Tempi incerti, poche risorse, e il rischio di danneggiare aziende che poi non avrebbero più fondi per una vera riconversione energetica. Queste alcune delle accuse mosse sulle prime bozze del nuovo piano Ue per la salvaguardia dell’ambiente. Un documento che, quantomeno nelle intenzioni, si propone di guidare il vecchio continente verso una produzione realmente sostenibile.
La Commissione Europea si accinge a presentare nella giornata del 14 Luglio 2021 un nuovo pacchetto per la lotta al cambiamento climatico. Un altro tentativo di migliorare le politiche attuali allo scopo di raggiungere gli obiettivi che erano stati concordati in precedenza dal consiglio e dal Parlamento Europeo per quello che la Von der Leyen definì a suo tempo un nuovo “Green Deal” europeo.
L’intenzione è quella di fare il possibile per ridurre del 55 per cento, rispetto alle stime degli anni 90, le emissioni di gas serra, e raggiungere in seguito la neutralità climatica entro il 2050. Sarà fondamentale però che, oltre al settore energetico, siano anche le altre filiere produttive ad adeguarsi a queste nuove norme, tra cui ad esempio quella manifatturiera, che continua a ricevere gratuitamente tutte le quote di gas serra necessarie alla produzione.
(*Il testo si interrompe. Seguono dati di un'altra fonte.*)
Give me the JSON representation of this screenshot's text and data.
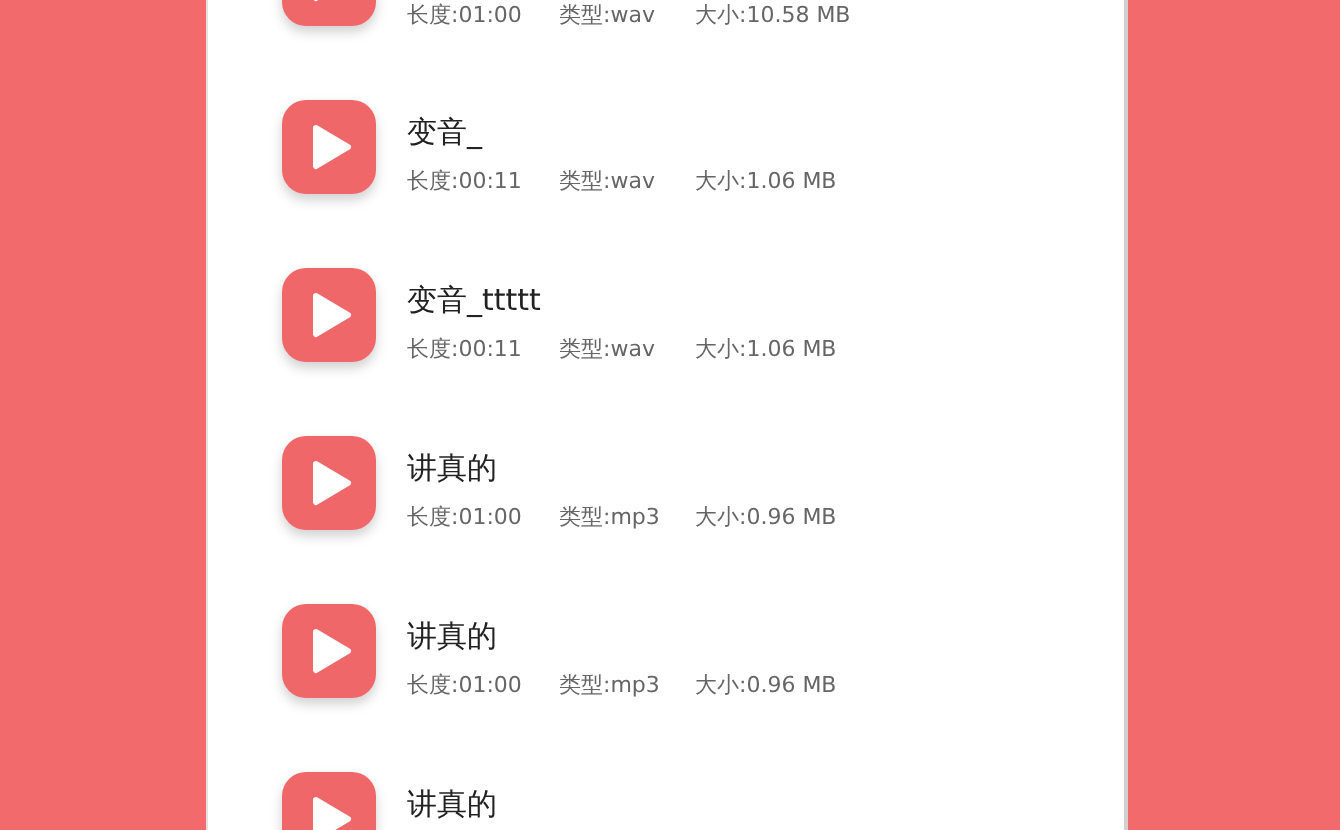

Una scelta che naturalmente ha scatenato l’ira delle lobby dei produttori che faranno il possibile per evitare l’adozione di questo nuovo piano. Una battaglia che forse hanno già vinto, se è vero come riporta il Fatto Quotidiano che le bozze che arrivano dai vertici Ue stanno scontentando non poco i movimenti ambientalisti.
E nemmeno l’idea di una nuova tassa per chi importa da paesi fuori dall’Unione Europea , allo scopo di diminuire lo svantaggio sui prezzi nella produzione del vecchio continente, sembra poter realmente incidere in tal senso. Per questo, sono in molti a parlare dell’ennesima occasione persa per invertire la rotta e intraprendere un vero percorso verso la sostenibilità produttiva nel rispetto dell’ambiente. Lo scorso era stato Valdis Dombrovskis, vice della Presidentessa Ue, a dichiarare che era intenzione della Commissione riformare il sistema denominato Eu Emissions Trading System. Uno standard nato nel 2005 che aveva fissato un tetto massimo alla produzione complessiva di Co2. Oltre a questo, anche la promessa di eliminare a breve anche tutte le quote che al momento vengono ceduto in modo gratuito alle industrie. Un disincentivo che nelle parole del vice della Von der Leyen sarà accompagnato anche dall’introduzione di una tassa che avrà il compito di scoraggiare le importazioni da quei paesi i cui standard ambientali sono ritenuti troppo bassi.
Naturale dunque, che le ipotesi sul tavolo stiano scontentando non poco i grandi gruppi industriali che vedrebbero così ridurre progressivamente le loro quote di profitto nel momento in cui queste limitazioni diventeranno legge. Questo permetterà alle aziende che operano in Europa di poter competere sul mercato senza dover scontare i prezzi al ribasso di chi, producendo senza rispettare l’ambiente, ha la possibilità di spendere pochissimo per la realizzazione di prodotti e servizi. E se le lobby produttrici sono sul piede di guerra è anche perchè il prezzo delle quote di Co2 continua a salire. Basti solo pensare che il prezzo attuale è di 52 euro a tonnellata contro i 20 dell’anno scorso. Logico dunque che un ulteriore aumento rappresenti per loro l’ennesimo contraccolpo economico ad un’economia mondiale già profondamente colpita dalle conseguenze economiche della pandemia. Eppure, qualunque motivazione e giustificazione in merito possano portare le lobby a Bruxelles, il punto resta sempre lo stesso: a questi livelli di produzione, con le attuali quantità di C02 richieste per soddisfare il fabbisogno produttivo del pianeta, stiamo condannando noi stessi, a una fine che più passa il tempo, più diventa sempre più difficile da evitare.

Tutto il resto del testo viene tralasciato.